From the Guidelines
For persistent dry cough, a combination of Medrol Dosepak (methylprednisolone), Tessalon (benzonatate), and Atrovent nasal spray (ipratropium bromide) can be effective, though this specific combination should be prescribed by a healthcare provider. This combination addresses different aspects of cough: inflammation (Medrol), the cough reflex itself (Tessalon), and upper airway triggers (Atrovent) 1.
Key Considerations
- Medrol Dosepak is a corticosteroid that reduces inflammation in the airways, typically taken as directed in the package with decreasing doses over 6 days.
- Tessalon is a non-narcotic cough suppressant that works by numbing stretch receptors in the lungs, usually taken as 100-200mg capsules three times daily.
- Atrovent nasal spray helps reduce post-nasal drip that can trigger coughing, typically used as 2 sprays per nostril 2-3 times daily.
- Side effects may include increased blood sugar from Medrol, numbness in the mouth from Tessalon, and nasal dryness from Atrovent.
Approach to Cough Management
According to the American College of Chest Physicians (ACCP) evidence-based clinical practice guidelines, an effective approach to cough is to sequentially evaluate and treat for the common causes of cough using a combination of selected diagnostic tests and empiric therapy 2, 3, 4.
Underlying Causes
If the cough persists beyond 2 weeks despite treatment, further evaluation is recommended to identify underlying causes such as:
- Asthma
- GERD
- Chronic sinusitis It is essential to consider these potential underlying causes and adjust the treatment plan accordingly, as suggested by the guidelines 1, 2, 3, 4.
Treatment Adjustments
In patients with chronic cough, therapy should be given in sequential and additive steps because more than one cause of cough may be present 4. The guidelines recommend directing empiric treatment at the most common causes of cough, including UACS, asthma, NAEB, and GERD, and considering referral to a cough specialist if the condition remains undiagnosed after evaluation and treatment 4.
From the FDA Drug Label
The recommended dose of ipratropium bromide solution, 0.03% is two sprays (21 mcg) per nostril two or three times daily (total dose 168 to 252 mcg/day) for the symptomatic relief of rhinorrhea associated with allergic and nonallergic perennial rhinitis in adults and children age 6 years and older. The combination of Medrol Dosepak, Tessalon, and Atrovent Nasal Spray may be used for a persistent dry cough, but the specific use of Atrovent Nasal Spray is for the symptomatic relief of rhinorrhea associated with allergic and nonallergic perennial rhinitis.

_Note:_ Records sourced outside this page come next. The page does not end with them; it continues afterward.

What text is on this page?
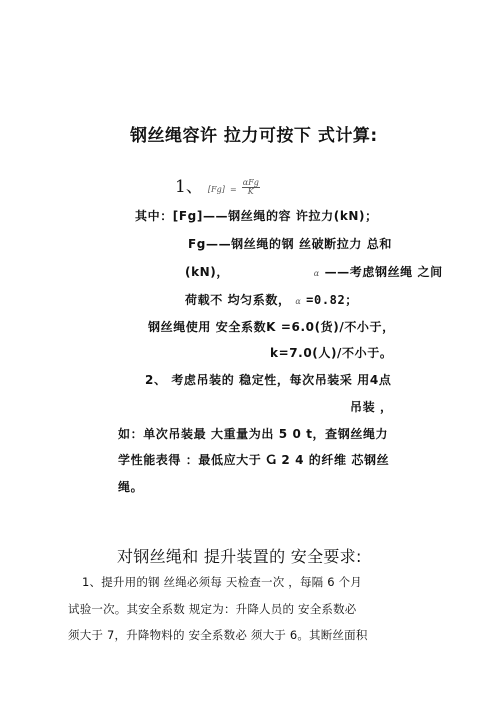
钢丝绳容许 拉力可按下 式计算:
1、 $[Fg] = \frac{\text{αFg}}{K}$
其中：[Fg]——钢丝绳的容 许拉力(kN)；
Fg——钢丝绳的钢 丝破断拉力 总和
(kN)，	α ——考虑钢丝绳 之间
荷载不 均匀系数， α =0.82；
钢丝绳使用 安全系数K =6.0(货)/不小于，
k=7.0(人)/不小于。
2、 考虑吊装的 稳定性，每次吊装采 用4点
吊装 ，
如：单次吊装最 大重量为出 5 0 t，查钢丝绳力
学性能表得 ：最低应大于 Ⴚ 2 4 的纤维 芯钢丝
绳。
对钢丝绳和 提升装置的 安全要求:
1、提升用的钢 丝绳必须每 天检查一次 ，每隔 6 个月
试验一次。其安全系数 规定为：升降人员的 安全系数必
须大于 7，升降物料的 安全系数必 须大于 6。其断丝面积
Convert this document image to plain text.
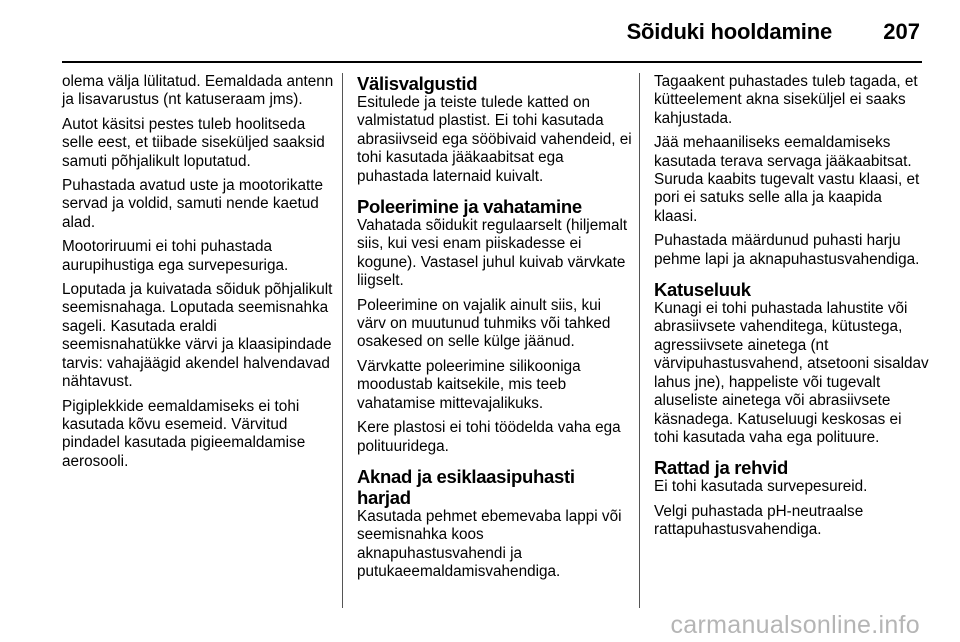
Sõiduki hooldamine 207

olema välja lülitatud. Eemaldada antenn ja lisavarustus (nt katuseraam jms).

Autot käsitsi pestes tuleb hoolitseda selle eest, et tiibade siseküljed saaksid samuti põhjalikult loputatud.

Puhastada avatud uste ja mootorikatte servad ja voldid, samuti nende kaetud alad.

Mootoriruumi ei tohi puhastada aurupihustiga ega survepesuriga.

Loputada ja kuivatada sõiduk põhjalikult seemisnahaga. Loputada seemisnahka sageli. Kasutada eraldi seemisnahatükke värvi ja klaasipindade tarvis: vahajäägid akendel halvendavad nähtavust.

Pigiplekkide eemaldamiseks ei tohi kasutada kõvu esemeid. Värvitud pindadel kasutada pigieemaldamise aerosooli.

Välisvalgustid

Esitulede ja teiste tulede katted on valmistatud plastist. Ei tohi kasutada abrasiivseid ega sööbivaid vahendeid, ei tohi kasutada jääkaabitsat ega puhastada laternaid kuivalt.

Poleerimine ja vahatamine

Vahatada sõidukit regulaarselt (hiljemalt siis, kui vesi enam piiskadesse ei kogune). Vastasel juhul kuivab värvkate liigselt.

Poleerimine on vajalik ainult siis, kui värv on muutunud tuhmiks või tahked osakesed on selle külge jäänud.

Värvkatte poleerimine silikooniga moodustab kaitsekile, mis teeb vahatamise mittevajalikuks.

Kere plastosi ei tohi töödelda vaha ega polituuridega.

Aknad ja esiklaasipuhasti harjad

Kasutada pehmet ebemevaba lappi või seemisnahka koos aknapuhastusvahendi ja putukaeemaldamisvahendiga.

Tagaakent puhastades tuleb tagada, et kütteelement akna siseküljel ei saaks kahjustada.

Jää mehaaniliseks eemaldamiseks kasutada terava servaga jääkaabitsat. Suruda kaabits tugevalt vastu klaasi, et pori ei satuks selle alla ja kaapida klaasi.

Puhastada määrdunud puhasti harju pehme lapi ja aknapuhastusvahendiga.

Katuseluuk

Kunagi ei tohi puhastada lahustite või abrasiivsete vahenditega, kütustega, agressiivsete ainetega (nt värvipuhastusvahend, atsetooni sisaldav lahus jne), happeliste või tugevalt aluseliste ainetega või abrasiivsete käsnadega. Katuseluugi keskosas ei tohi kasutada vaha ega polituure.

Rattad ja rehvid

Ei tohi kasutada survepesureid.

Velgi puhastada pH-neutraalse rattapuhastusvahendiga.

carmanualsonline.info
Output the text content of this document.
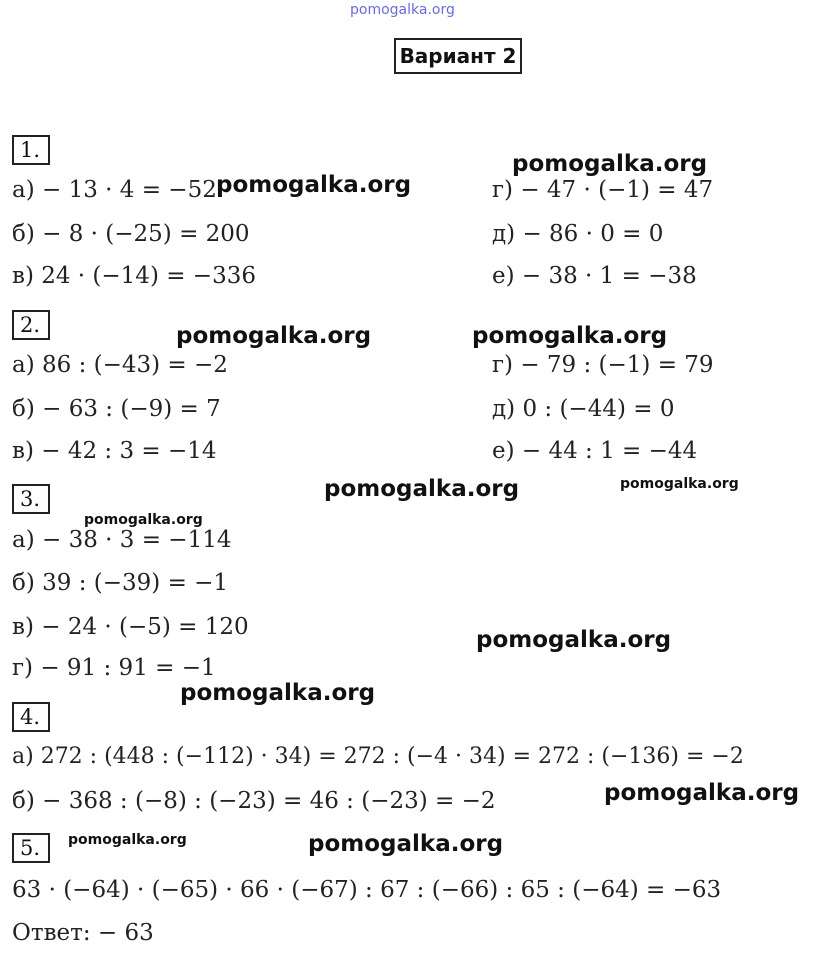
pomogalka.org
Вариант 2
1.
а) − 13 · 4 = −52
б) − 8 · (−25) = 200
в) 24 · (−14) = −336
г) − 47 · (−1) = 47
д) − 86 · 0 = 0
е) − 38 · 1 = −38
2.
а) 86 : (−43) = −2
б) − 63 : (−9) = 7
в) − 42 : 3 = −14
г) − 79 : (−1) = 79
д) 0 : (−44) = 0
е) − 44 : 1 = −44
3.
а) − 38 · 3 = −114
б) 39 : (−39) = −1
в) − 24 · (−5) = 120
г) − 91 : 91 = −1
4.
а) 272 : (448 : (−112) · 34) = 272 : (−4 · 34) = 272 : (−136) = −2
б) − 368 : (−8) : (−23) = 46 : (−23) = −2
5.
63 · (−64) · (−65) · 66 · (−67) : 67 : (−66) : 65 : (−64) = −63
Ответ: − 63
pomogalka.org
pomogalka.org
pomogalka.org	pomogalka.org
pomogalka.org	pomogalka.org
pomogalka.org
pomogalka.org
pomogalka.org
pomogalka.org
pomogalka.org	pomogalka.org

- The Atrovent Nasal Spray dose is two sprays per nostril two or three times daily.
- Medrol Dosepak and Tessalon are not mentioned in the provided drug label. 5
From the Research
Medications for Persistent Dry Cough
- Medrol Dosepack is a corticosteroid used to treat various conditions, including asthma and allergic reactions, but its effectiveness for persistent dry cough is not directly mentioned in the provided studies 6, 7, 8.

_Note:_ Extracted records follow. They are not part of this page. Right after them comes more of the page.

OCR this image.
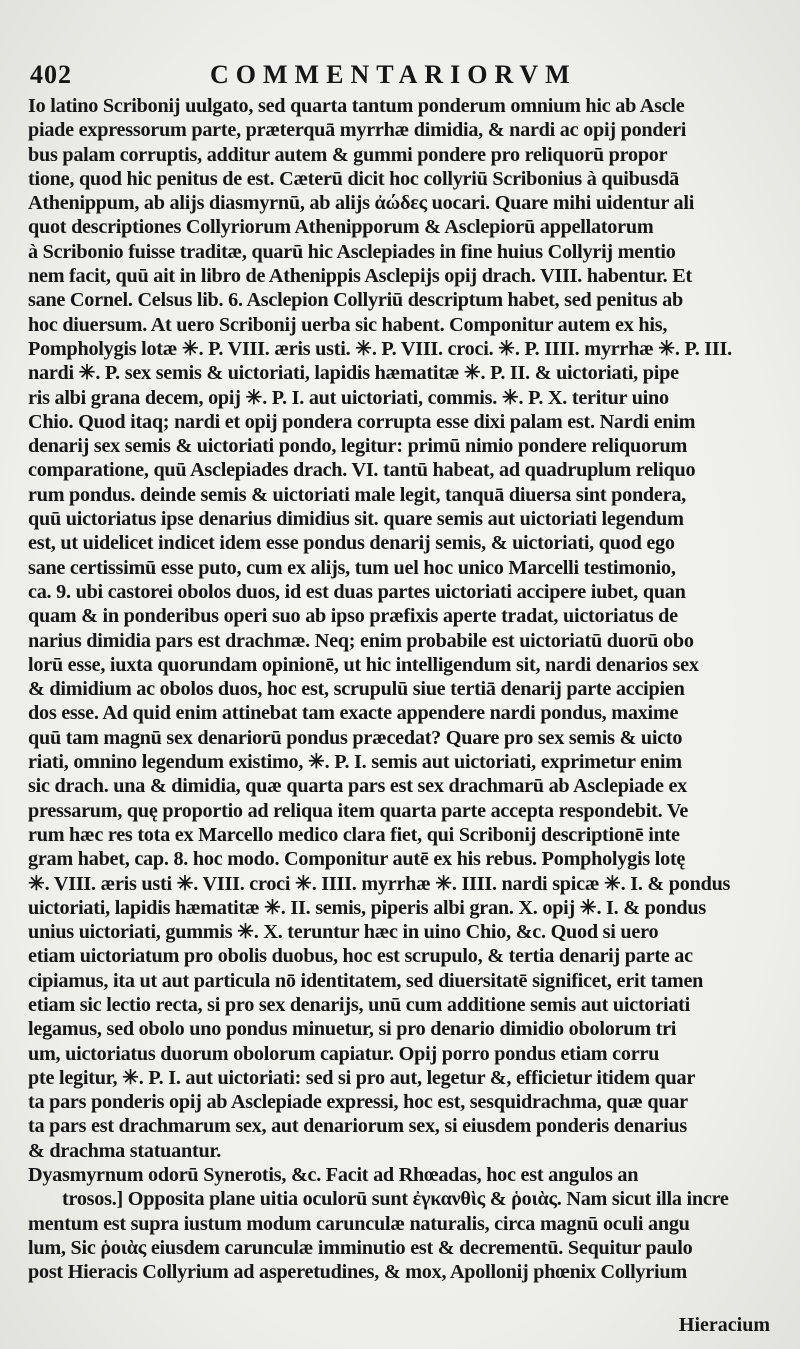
402	COMMENTARIORVM
Io latino Scribonij uulgato, sed quarta tantum ponderum omnium hic ab Ascle
piade expressorum parte, præterquā myrrhæ dimidia, & nardi ac opij ponderi
bus palam corruptis, additur autem & gummi pondere pro reliquorū propor
tione, quod hic penitus de est. Cæterū dicit hoc collyriū Scribonius à quibusdā
Athenippum, ab alijs diasmyrnū, ab alijs ἀώδες uocari. Quare mihi uidentur ali
quot descriptiones Collyriorum Athenipporum & Asclepiorū appellatorum
à Scribonio fuisse traditæ, quarū hic Asclepiades in fine huius Collyrij mentio
nem facit, quū ait in libro de Athenippis Asclepijs opij drach. VIII. habentur. Et
sane Cornel. Celsus lib. 6. Asclepion Collyriū descriptum habet, sed penitus ab
hoc diuersum. At uero Scribonij uerba sic habent. Componitur autem ex his,
Pompholygis lotæ ✳. P. VIII. æris usti. ✳. P. VIII. croci. ✳. P. IIII. myrrhæ ✳. P. III.
nardi ✳. P. sex semis & uictoriati, lapidis hæmatitæ ✳. P. II. & uictoriati, pipe
ris albi grana decem, opij ✳. P. I. aut uictoriati, commis. ✳. P. X. teritur uino
Chio. Quod itaq; nardi et opij pondera corrupta esse dixi palam est. Nardi enim
denarij sex semis & uictoriati pondo, legitur: primū nimio pondere reliquorum
comparatione, quū Asclepiades drach. VI. tantū habeat, ad quadruplum reliquo
rum pondus. deinde semis & uictoriati male legit, tanquā diuersa sint pondera,
quū uictoriatus ipse denarius dimidius sit. quare semis aut uictoriati legendum
est, ut uidelicet indicet idem esse pondus denarij semis, & uictoriati, quod ego
sane certissimū esse puto, cum ex alijs, tum uel hoc unico Marcelli testimonio,
ca. 9. ubi castorei obolos duos, id est duas partes uictoriati accipere iubet, quan
quam & in ponderibus operi suo ab ipso præfixis aperte tradat, uictoriatus de
narius dimidia pars est drachmæ. Neq; enim probabile est uictoriatū duorū obo
lorū esse, iuxta quorundam opinionē, ut hic intelligendum sit, nardi denarios sex
& dimidium ac obolos duos, hoc est, scrupulū siue tertiā denarij parte accipien
dos esse. Ad quid enim attinebat tam exacte appendere nardi pondus, maxime
quū tam magnū sex denariorū pondus præcedat? Quare pro sex semis & uicto
riati, omnino legendum existimo, ✳. P. I. semis aut uictoriati, exprimetur enim
sic drach. una & dimidia, quæ quarta pars est sex drachmarū ab Asclepiade ex
pressarum, quę proportio ad reliqua item quarta parte accepta respondebit. Ve
rum hæc res tota ex Marcello medico clara fiet, qui Scribonij descriptionē inte
gram habet, cap. 8. hoc modo. Componitur autē ex his rebus. Pompholygis lotę
✳. VIII. æris usti ✳. VIII. croci ✳. IIII. myrrhæ ✳. IIII. nardi spicæ ✳. I. & pondus
uictoriati, lapidis hæmatitæ ✳. II. semis, piperis albi gran. X. opij ✳. I. & pondus
unius uictoriati, gummis ✳. X. teruntur hæc in uino Chio, &c. Quod si uero
etiam uictoriatum pro obolis duobus, hoc est scrupulo, & tertia denarij parte ac
cipiamus, ita ut aut particula nō identitatem, sed diuersitatē significet, erit tamen
etiam sic lectio recta, si pro sex denarijs, unū cum additione semis aut uictoriati
legamus, sed obolo uno pondus minuetur, si pro denario dimidio obolorum tri
um, uictoriatus duorum obolorum capiatur. Opij porro pondus etiam corru
pte legitur, ✳. P. I. aut uictoriati: sed si pro aut, legetur &, efficietur itidem quar
ta pars ponderis opij ab Asclepiade expressi, hoc est, sesquidrachma, quæ quar
ta pars est drachmarum sex, aut denariorum sex, si eiusdem ponderis denarius
& drachma statuantur.
Dyasmyrnum odorū Synerotis, &c. Facit ad Rhœadas, hoc est angulos an
trosos.] Opposita plane uitia oculorū sunt ἐγκανθὶς & ῥοιὰς. Nam sicut illa incre
mentum est supra iustum modum carunculæ naturalis, circa magnū oculi angu
lum, Sic ῥοιὰς eiusdem carunculæ imminutio est & decrementū. Sequitur paulo
post Hieracis Collyrium ad asperetudines, & mox, Apollonij phœnix Collyrium
Hieracium
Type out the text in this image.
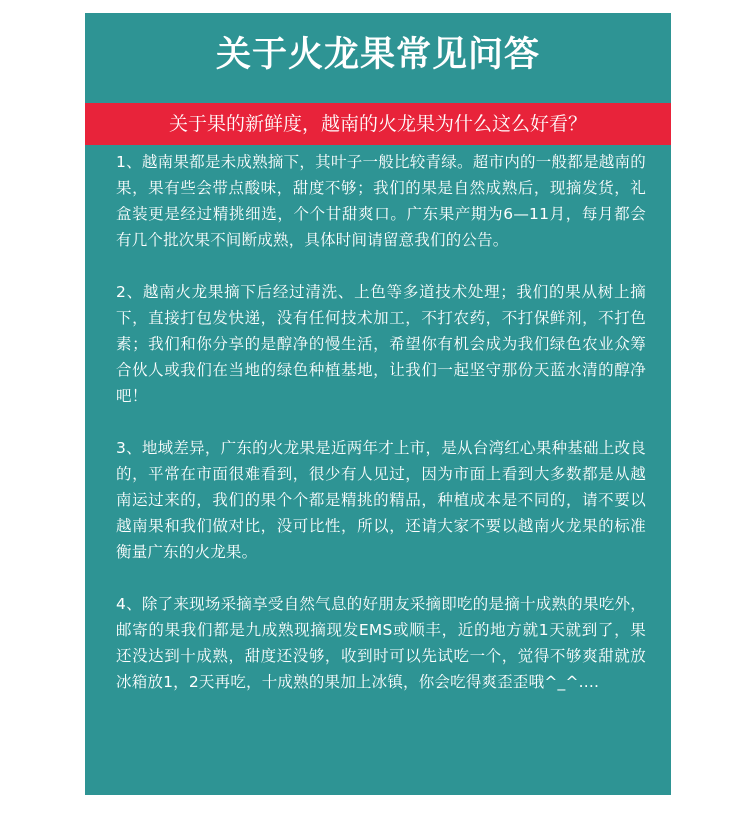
关于火龙果常见问答
关于果的新鲜度，越南的火龙果为什么这么好看？

1、越南果都是未成熟摘下，其叶子一般比较青绿。超市内的一般都是越南的果，果有些会带点酸味，甜度不够；我们的果是自然成熟后，现摘发货，礼盒装更是经过精挑细选，个个甘甜爽口。广东果产期为6—11月，每月都会有几个批次果不间断成熟，具体时间请留意我们的公告。

2、越南火龙果摘下后经过清洗、上色等多道技术处理；我们的果从树上摘下，直接打包发快递，没有任何技术加工，不打农药，不打保鲜剂，不打色素；我们和你分享的是醇净的慢生活，希望你有机会成为我们绿色农业众筹合伙人或我们在当地的绿色种植基地，让我们一起坚守那份天蓝水清的醇净吧！

3、地域差异，广东的火龙果是近两年才上市，是从台湾红心果种基础上改良的，平常在市面很难看到，很少有人见过，因为市面上看到大多数都是从越南运过来的，我们的果个个都是精挑的精品，种植成本是不同的，请不要以越南果和我们做对比，没可比性，所以，还请大家不要以越南火龙果的标准衡量广东的火龙果。

4、除了来现场采摘享受自然气息的好朋友采摘即吃的是摘十成熟的果吃外，邮寄的果我们都是九成熟现摘现发EMS或顺丰，近的地方就1天就到了，果还没达到十成熟，甜度还没够，收到时可以先试吃一个，觉得不够爽甜就放冰箱放1，2天再吃，十成熟的果加上冰镇，你会吃得爽歪歪哦^_^....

- Tessalon is a cough suppressant, but there is no specific information about its use for persistent dry cough in the given studies.
- Atrovent nasal spray, which contains ipratropium bromide, is used to treat rhinorrhea and may be beneficial for upper airway cough syndrome, a common cause of chronic cough 7, 8.

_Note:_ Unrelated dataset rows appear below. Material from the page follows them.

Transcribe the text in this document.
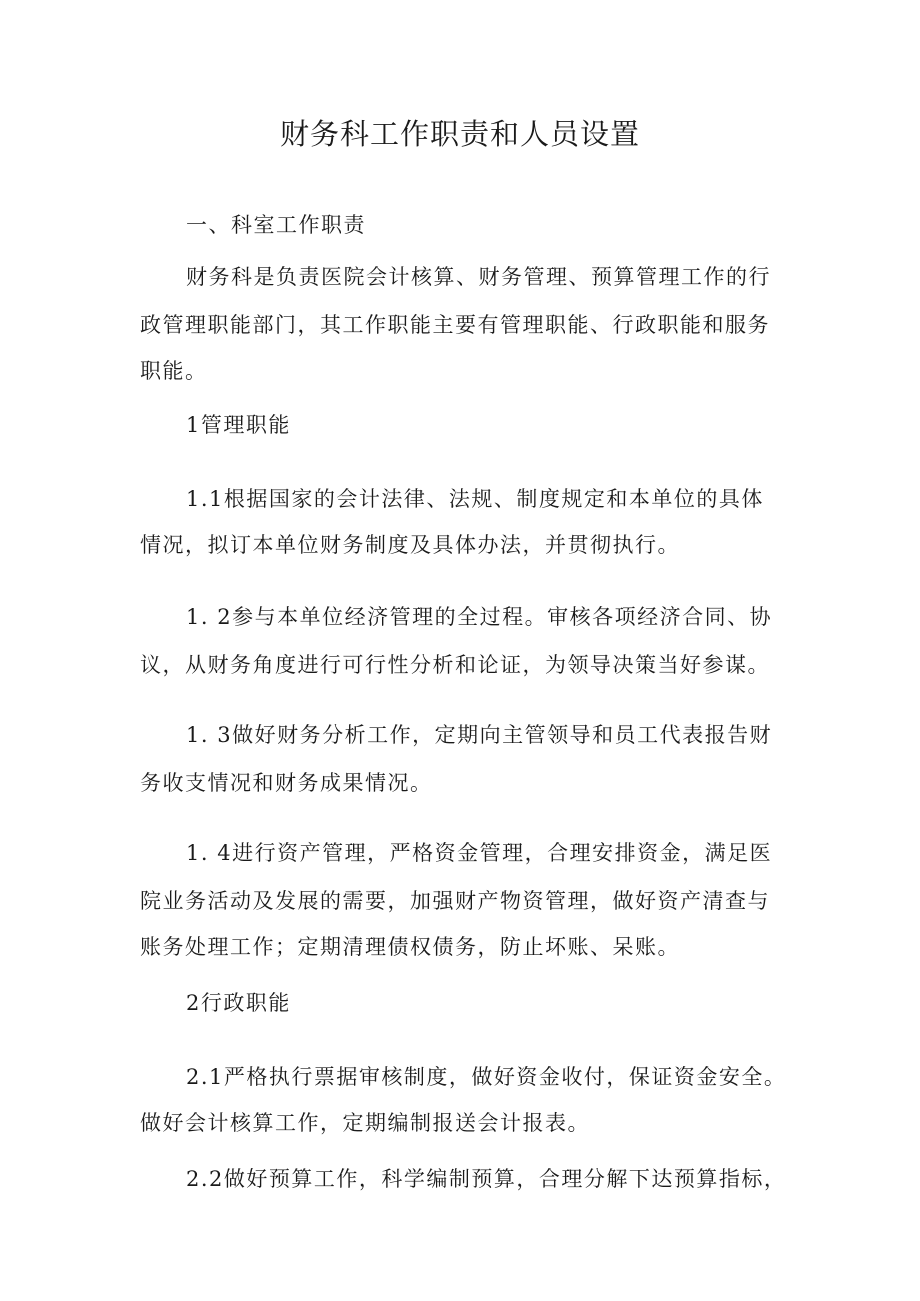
财务科工作职责和人员设置
一、科室工作职责
财务科是负责医院会计核算、财务管理、预算管理工作的行
政管理职能部门，其工作职能主要有管理职能、行政职能和服务
职能。
1管理职能
1.1根据国家的会计法律、法规、制度规定和本单位的具体
情况，拟订本单位财务制度及具体办法，并贯彻执行。
1. 2参与本单位经济管理的全过程。审核各项经济合同、协
议，从财务角度进行可行性分析和论证，为领导决策当好参谋。
1. 3做好财务分析工作，定期向主管领导和员工代表报告财
务收支情况和财务成果情况。
1. 4进行资产管理，严格资金管理，合理安排资金，满足医
院业务活动及发展的需要，加强财产物资管理，做好资产清查与
账务处理工作；定期清理债权债务，防止坏账、呆账。
2行政职能
2.1严格执行票据审核制度，做好资金收付，保证资金安全。
做好会计核算工作，定期编制报送会计报表。
2.2做好预算工作，科学编制预算，合理分解下达预算指标，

Causes and Treatment of Persistent Dry Cough
- The most common causes of persistent dry cough include upper airway cough syndrome, gastroesophageal reflux disease, asthma, and nonasthmatic eosinophilic bronchitis 7, 8.
- Treatment of the underlying cause is essential, but symptomatic relief may be necessary when the cough interferes with the patient's health and sleep 6.
- In some cases, no associated cause can be found, and treatment remains a challenge 6.
Use of Ipratropium Bromide for COPD
- Ipratropium bromide, in combination with budesonide, has been shown to improve lung function and reduce inflammation in patients with acute exacerbation of COPD 9.
- However, its effectiveness for persistent dry cough in patients without COPD is not directly addressed in the provided studies.